0
votes

In the processus of optimizing and profiling a kernel, I noticed that it's L2 and global cache hit frequency was very low (~1.2 % avg.). My kernel typically reads 4 full cache lines per pass per warp, with 3 blocks per SM (So 4 * 32 * 2 = 256 lines of cache per SM per pass of my kernel, that has a variable pass number). The reads are from different regions of global memory, which is obviously then hard to cache. (The pattern of the regions is A, 32 * B, A .....)

It is then made clear that for data that is so "dispersed" and read only 1 time before moving on, L1/L2 cache is almost useless. To compensate for this vastness in the reads of my kernel, I consider using texture memory, which is "pre-cached" in L1.

Can it be considered "good" practice to do this ?

Side question 1 : If the accesses to that texture are coalesced (supposing row major) does it still has performance gains over non coalesced texture read ?

Side question 2 : As my data is read in a fashion so that each warp reads 1 row, is 2D texture really that useful ? Or is 1D layered texture better for the job ?

Sorry if the side questions are already answered elsewhere , they got through my mind will I was writing and a quick research (probably using erroneous vocabulary) did not yield an answer. Sorry if my question is dumb, my literature about CUDA is limited to the nVidia documentations.

1
So you read your data only 1 time and this read is coalesced and cache line aligned? - dari
Yes. It's exactly that, and that was checked by the profiler - Sachiko.Shinozaki
The primary benefit of caching is for (explicit) data reuse i.e. temporal locality (on reuse). The secondary benefit is for spatial locality, effectively trying to use the cache as a prefetch mechanism. I wouldn't expect a huge benefit from this unless you actually have data reuse. There is probably in some cases some smaller gains to be had from the prefetching, but it will be highly code and access pattern dependent whether this alone will provide any benefit. - Robert Crovella
I am actually developing my texture based implementation right now. On some of the variables, i got from 1.2 % to 50 % cache hit (The implementation is still slightly bug-y , so maybe it's just that i'm not fetching the same data). While I don't have cache reuse, my patterns for each warp are crystal clear, which makes it good with texture memory I believe ..? Anyway, I will probably answer here to document about that when I finish the implementation. - Sachiko.Shinozaki

1 Answers

1
votes

Finally, the texture based implementation did not bring much.
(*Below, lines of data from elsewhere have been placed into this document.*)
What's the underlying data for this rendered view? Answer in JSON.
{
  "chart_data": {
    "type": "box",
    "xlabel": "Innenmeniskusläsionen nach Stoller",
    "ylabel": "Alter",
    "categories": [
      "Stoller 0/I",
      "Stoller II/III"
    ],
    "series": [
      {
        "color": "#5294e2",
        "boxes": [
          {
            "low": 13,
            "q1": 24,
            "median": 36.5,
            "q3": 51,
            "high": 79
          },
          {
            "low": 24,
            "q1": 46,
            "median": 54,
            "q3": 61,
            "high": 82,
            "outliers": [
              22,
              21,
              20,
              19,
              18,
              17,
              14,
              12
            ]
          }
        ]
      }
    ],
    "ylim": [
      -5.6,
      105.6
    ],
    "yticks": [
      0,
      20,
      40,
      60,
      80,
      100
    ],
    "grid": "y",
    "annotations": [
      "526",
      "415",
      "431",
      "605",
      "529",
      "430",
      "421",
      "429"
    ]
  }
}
From what I understand, while the cache rate when up (~50 %) There definitly is an overhead in the cache hierarchy or the texture units.

To retain (not application specific)

Texture memory comes with a slight overhead, that makes it worth it only in the situations where the filtering given is a benefit AND that the whole texture can fit in the caches, allowing 2D perfectly cached memory that is resistant to non-coalesced accesses.